Parallel executions¶
The Daisi platform supports parallel executions, meaning that multiple workers
can be assigned to a Daisi. pydaisi
currently supports a straightforward Map and monolithic reduce
framework, hence making it easy to address embarrassingly parallel problems.
Warning
This feature is an alpha version and has currently many limitations.
Set and monitor workers¶
By default, every Daisi is assigned 1 worker.
daisi.workers.set
will set the number of workers to the specified value,
i.e. if the available worker is too many, it will delete the extra workers, vice versa.
Warning
This setting is for the Daisi, meaning that it will affect all users.
import pydaisi as pyd
daisi = pyd.Daisi('exampledaisies/Add Two Numbers')
# before set workers
print(daisi.workers.number)
# asynchronous call
worker_number = 50
daisi.workers.set(worker_number)
# after set workers, it will take a while to delete or create workers
print(daisi.workers.number)
# check the status of the workers update, i.e.
# increasing, decreasing, ready_to_update
print(daisi.workers.status)
Running a Daisi in parallel¶
In a map
framework, the same function will be applied to each input.
pydaisi
allows to pass a list of inputs as an argument of a Daisi, using the map
method:
import pydaisi as pyd
with pyd.Daisi("Add Two Numbers") as my_daisi:
dbe = my_daisi.map(func="compute", args_list=[{"firstNumber": 5, "secondNumber": x} for x in range(10)])
print(dbe.value)
A more realistic example¶
Consider the example below which combines two Daisies:
- A Daisi to fetch news from Google News
- A Daisi to analyze the sentiment of each title
Running one execution of the Sentiment Analysis Daisi has a wall time of about 700ms.

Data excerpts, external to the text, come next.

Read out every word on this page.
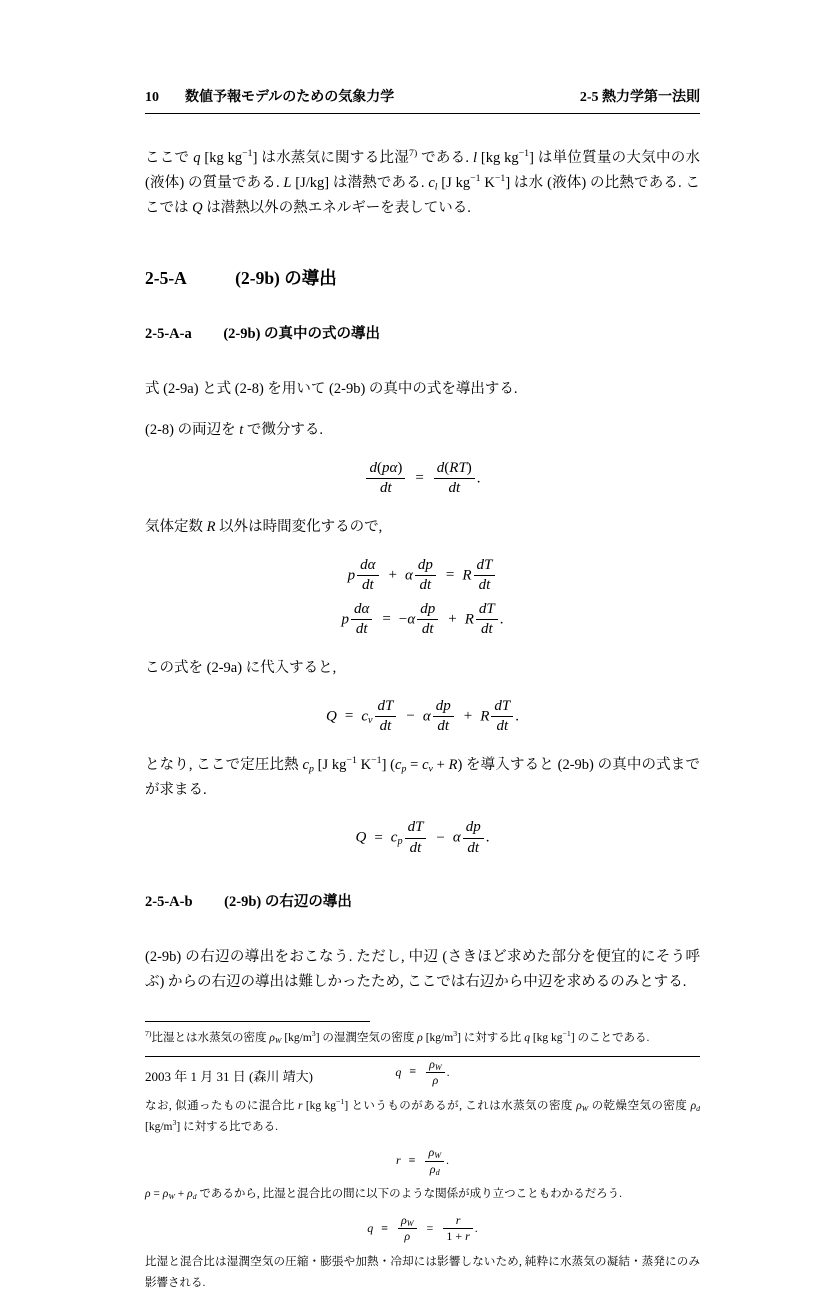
10 数値予報モデルのための気象力学	2-5 熱力学第一法則

ここで q [kg $kg^{-1}$] は水蒸気に関する比湿$^{7)}$ である. l [kg $kg^{-1}$] は単位質量の大気中の水 (液体) の質量である. L [J/kg] は潜熱である. cl [J $kg^{-1}$ $K^{-1}$] は水 (液体) の比熱である. ここでは Q は潜熱以外の熱エネルギーを表している.

2-5-A	(2-9b) の導出
2-5-A-a (2-9b) の真中の式の導出

式 (2-9a) と式 (2-8) を用いて (2-9b) の真中の式を導出する.

(2-8) の両辺を t で微分する.

$\frac{d(p\alpha)}{dt} = \frac{d(RT)}{dt}$ .

気体定数 R 以外は時間変化するので,

p $\frac{d\alpha}{dt} + \alpha \frac{dp}{dt} = R \frac{dT}{dt}$
p $\frac{d\alpha}{dt} = -\alpha \frac{dp}{dt} + R \frac{dT}{dt}$ .

この式を (2-9a) に代入すると,

Q = cv $\frac{dT}{dt} - \alpha \frac{dp}{dt} + R \frac{dT}{dt}$ .

となり, ここで定圧比熱 cp [J $kg^{-1}$ $K^{-1}$] (cp = cv + R) を導入すると (2-9b) の真中の式までが求まる.

Q = cp $\frac{dT}{dt} - \alpha \frac{dp}{dt}$ .
2-5-A-b (2-9b) の右辺の導出

(2-9b) の右辺の導出をおこなう. ただし, 中辺 (さきほど求めた部分を便宜的にそう呼ぶ) からの右辺の導出は難しかったため, ここでは右辺から中辺を求めるのみとする.

$^{7)}$比湿とは水蒸気の密度 ρW $[kg/m^3]$ の湿潤空気の密度 ρ $[kg/m^3]$ に対する比 q [kg $kg^{-1}$] のことである.

$q \equiv \frac{\rho W}{\rho}$ .

なお, 似通ったものに混合比 r [kg $kg^{-1}$] というものがあるが, これは水蒸気の密度 ρW の乾燥空気の密度 ρd $[kg/m^3]$ に対する比である.

$r \equiv \frac{\rho W}{\rho d}$ .

ρ = ρW + ρd であるから, 比湿と混合比の間に以下のような関係が成り立つこともわかるだろう.

$q \equiv \frac{\rho W}{\rho} = \frac{r}{1 + r}$ .

比湿と混合比は湿潤空気の圧縮・膨張や加熱・冷却には影響しないため, 純粋に水蒸気の凝結・蒸発にのみ影響される.

2003 年 1 月 31 日 (森川 靖大)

If we query 100 news results, thats about 70s of computation. By distributing this task on 4 workers, we can get it done in about 10s.
import pydaisi as pyd
import pandas as pd
google_news = pyd.Daisi("exampledaisies/GoogleNews")
# the "GoogleNews" Daisi returns a Pandas Dataframe.

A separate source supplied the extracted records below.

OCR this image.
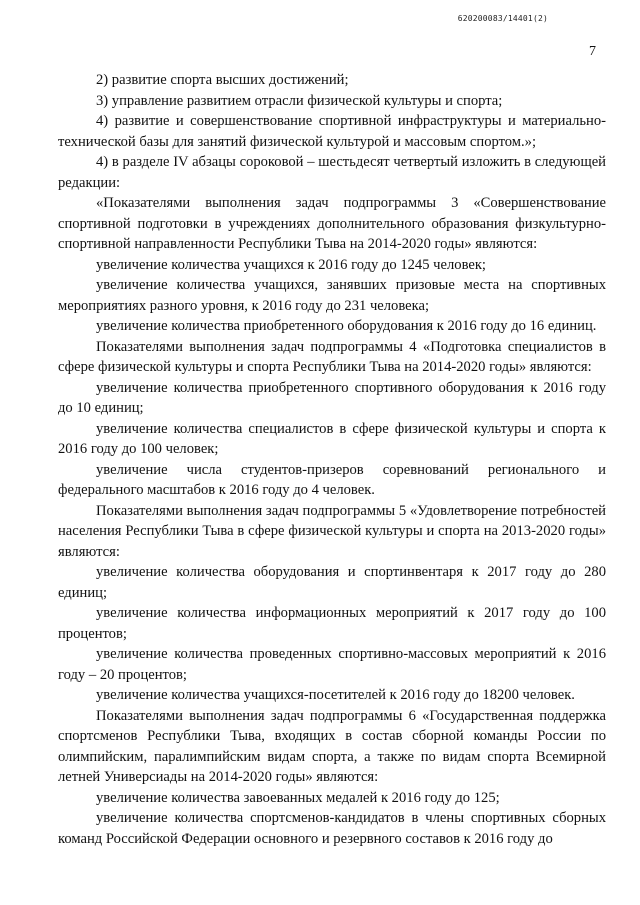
620200083/14401(2)
7

2) развитие спорта высших достижений;

3) управление развитием отрасли физической культуры и спорта;

4) развитие и совершенствование спортивной инфраструктуры и материально-технической базы для занятий физической культурой и массовым спортом.»;

4) в разделе IV абзацы сороковой – шестьдесят четвертый изложить в следующей редакции:

«Показателями выполнения задач подпрограммы 3 «Совершенствование спортивной подготовки в учреждениях дополнительного образования физкультурно-спортивной направленности Республики Тыва на 2014-2020 годы» являются:

увеличение количества учащихся к 2016 году до 1245 человек;

увеличение количества учащихся, занявших призовые места на спортивных мероприятиях разного уровня, к 2016 году до 231 человека;

увеличение количества приобретенного оборудования к 2016 году до 16 единиц.

Показателями выполнения задач подпрограммы 4 «Подготовка специалистов в сфере физической культуры и спорта Республики Тыва на 2014-2020 годы» являются:

увеличение количества приобретенного спортивного оборудования к 2016 году до 10 единиц;

увеличение количества специалистов в сфере физической культуры и спорта к 2016 году до 100 человек;

увеличение числа студентов-призеров соревнований регионального и федерального масштабов к 2016 году до 4 человек.

Показателями выполнения задач подпрограммы 5 «Удовлетворение потребностей населения Республики Тыва в сфере физической культуры и спорта на 2013-2020 годы» являются:

увеличение количества оборудования и спортинвентаря к 2017 году до 280 единиц;

увеличение количества информационных мероприятий к 2017 году до 100 процентов;

увеличение количества проведенных спортивно-массовых мероприятий к 2016 году – 20 процентов;

увеличение количества учащихся-посетителей к 2016 году до 18200 человек.

Показателями выполнения задач подпрограммы 6 «Государственная поддержка спортсменов Республики Тыва, входящих в состав сборной команды России по олимпийским, паралимпийским видам спорта, а также по видам спорта Всемирной летней Универсиады на 2014-2020 годы» являются:

увеличение количества завоеванных медалей к 2016 году до 125;

увеличение количества спортсменов-кандидатов в члены спортивных сборных команд Российской Федерации основного и резервного составов к 2016 году до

# We will put the titles in a list.
news_title = google_news.get_news(query = "Apple",
nb = 100).value['title'].to_list()
classify = pyd.Daisi("exampledaisies/Zero Shot Text Classification")
# Prepare a parallel execution
dbe = classify.map(func="compute",
args_list=[{"text": title,
"candidate_labels": "positive, negative"} for title in news_title])
dbe.start()
# Wait for completion
while "RUNNING" in dbe.value: